Douglas A. McIntyre is the co-founder, chief executive officer and editor in chief of 24/7 Wall St. and 24/7 Tempo. He has held these jobs since 2006.

McIntyre has written thousands of articles for 24/7 Wall St. He is an expert on corporate finance, the automotive industry, media companies and international finance. He has edited articles on national demographics, sports, personal income and travel.

His work has been quoted or mentioned in The New York Times, The Wall Street Journal, Los Angeles Times, The Washington Post, NBC News, Time, The New Yorker, HuffPost USA Today, Business Insider, Yahoo, AOL, MarketWatch, The Atlantic, Bloomberg, New York Post, Chicago Tribune, Forbes, The Guardian and many other major publications. McIntyre has been a guest on CNBC, the BBC and television and radio stations across the country.

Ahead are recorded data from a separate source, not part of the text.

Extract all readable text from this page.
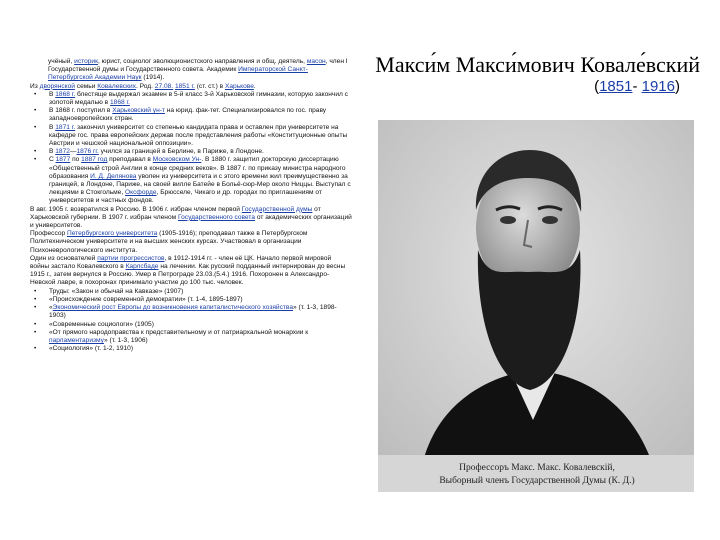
учёный, историк, юрист, социолог эволюционистского направления и общ. деятель, масон, член I Государственной думы и Государственного совета. Академик Императорской Санкт-Петербургской Академии Наук (1914).

Из дворянской семьи Ковалевских. Род. 27.08. 1851 г. (ст. ст.) в Харькове.

• В 1868 г. блестяще выдержал экзамен в 5-й класс 3-й Харьковской гимназии, которую закончил с золотой медалью в 1868 г.

• В 1868 г. поступил в Харьковский ун-т на юрид. фак-тет. Специализировался по гос. праву западноевропейских стран.

• В 1871 г. закончил университет со степенью кандидата права и оставлен при университете на кафедре гос. права европейских держав после представления работы «Конституционные опыты Австрии и чешской национальной оппозиции».

• В 1872—1876 гг. учился за границей в Берлине, в Париже, в Лондоне.

• С 1877 по 1887 год преподавал в Московском Ун-. В 1880 г. защитил докторскую диссертацию «Общественный строй Англии в конце средних веков». В 1887 г. по приказу министра народного образования И. Д. Делянова уволен из университета и с этого времени жил преимущественно за границей, в Лондоне, Париже, на своей вилле Батейе в Больё-сюр-Мер около Ниццы. Выступал с лекциями в Стокгольме, Оксфорде, Брюсселе, Чикаго и др. городах по приглашениям от университетов и частных фондов.

В авг. 1905 г. возвратился в Россию. В 1906 г. избран членом первой Государственной думы от Харьковской губернии. В 1907 г. избран членом Государственного совета от академических организаций и университетов.

Профессор Петербургского университета (1905-1916); преподавал также в Петербургском Политехническом университете и на высших женских курсах. Участвовал в организации Психоневрологического института.

Один из основателей партии прогрессистов, в 1912-1914 гг. - член её ЦК. Начало первой мировой войны застало Ковалевского в Карлсбаде на лечении. Как русский подданный интернирован до весны 1915 г., затем вернулся в Россию. Умер в Петрограде 23.03.(5.4.) 1916. Похоронен в Александро-Невской лавре, в похоронах принимало участие до 100 тыс. человек.

• Труды: «Закон и обычай на Кавказе» (1907)

• «Происхождение современной демократии» (т. 1-4, 1895-1897)

• «Экономический рост Европы до возникновения капиталистического хозяйства» (т. 1-3, 1898-1903)

• «Современные социологи» (1905)

• «От прямого народоправства к представительному и от патриархальной монархии к парламентаризму» (т. 1-3, 1906)

• «Социология» (т. 1-2, 1910)

Макси́м Макси́мович Ковале́вский
(1851- 1916)
Профессоръ Макс. Макс. Ковалевскій,
Выборный членъ Государственной Думы (К. Д.)
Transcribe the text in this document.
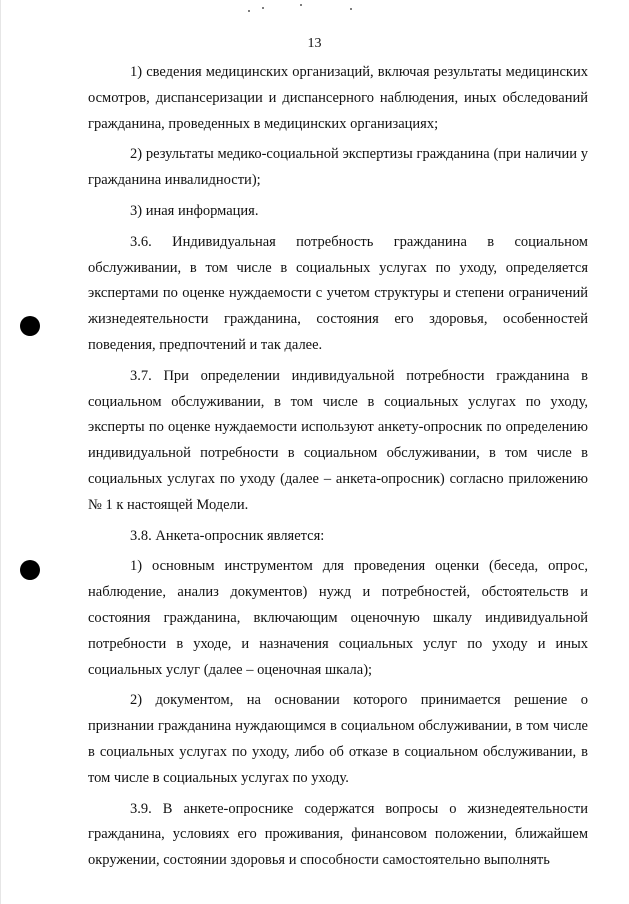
13

1) сведения медицинских организаций, включая результаты медицинских осмотров, диспансеризации и диспансерного наблюдения, иных обследований гражданина, проведенных в медицинских организациях;

2) результаты медико-социальной экспертизы гражданина (при наличии у гражданина инвалидности);

3) иная информация.

3.6. Индивидуальная потребность гражданина в социальном обслуживании, в том числе в социальных услугах по уходу, определяется экспертами по оценке нуждаемости с учетом структуры и степени ограничений жизнедеятельности гражданина, состояния его здоровья, особенностей поведения, предпочтений и так далее.

3.7. При определении индивидуальной потребности гражданина в социальном обслуживании, в том числе в социальных услугах по уходу, эксперты по оценке нуждаемости используют анкету-опросник по определению индивидуальной потребности в социальном обслуживании, в том числе в социальных услугах по уходу (далее – анкета-опросник) согласно приложению № 1 к настоящей Модели.

3.8. Анкета-опросник является:

1) основным инструментом для проведения оценки (беседа, опрос, наблюдение, анализ документов) нужд и потребностей, обстоятельств и состояния гражданина, включающим оценочную шкалу индивидуальной потребности в уходе, и назначения социальных услуг по уходу и иных социальных услуг (далее – оценочная шкала);

2) документом, на основании которого принимается решение о признании гражданина нуждающимся в социальном обслуживании, в том числе в социальных услугах по уходу, либо об отказе в социальном обслуживании, в том числе в социальных услугах по уходу.

3.9. В анкете-опроснике содержатся вопросы о жизнедеятельности гражданина, условиях его проживания, финансовом положении, ближайшем окружении, состоянии здоровья и способности самостоятельно выполнять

A magna cum laude graduate of Harvard College, McIntyre also was president of The Harvard Advocate. Founded in 1866, the Advocate is the oldest college publication in the United States.

TheStreet.com, Comps.com and Edgar Online are some of the public companies for which McIntyre served on the board of directors. He was a Vicinity Corporation board member when the company was sold to Microsoft in 2002. He served on the audit committees of some of these companies.

McIntyre has been the CEO of FutureSource, a provider of trading terminals and news to commodities and futures traders. He was president of Switchboard, the online phone directory company. He served as chairman and CEO of On2 Technologies, the video compression company that provided video compression software for Adobe’s Flash. Google bought On2 in 2009.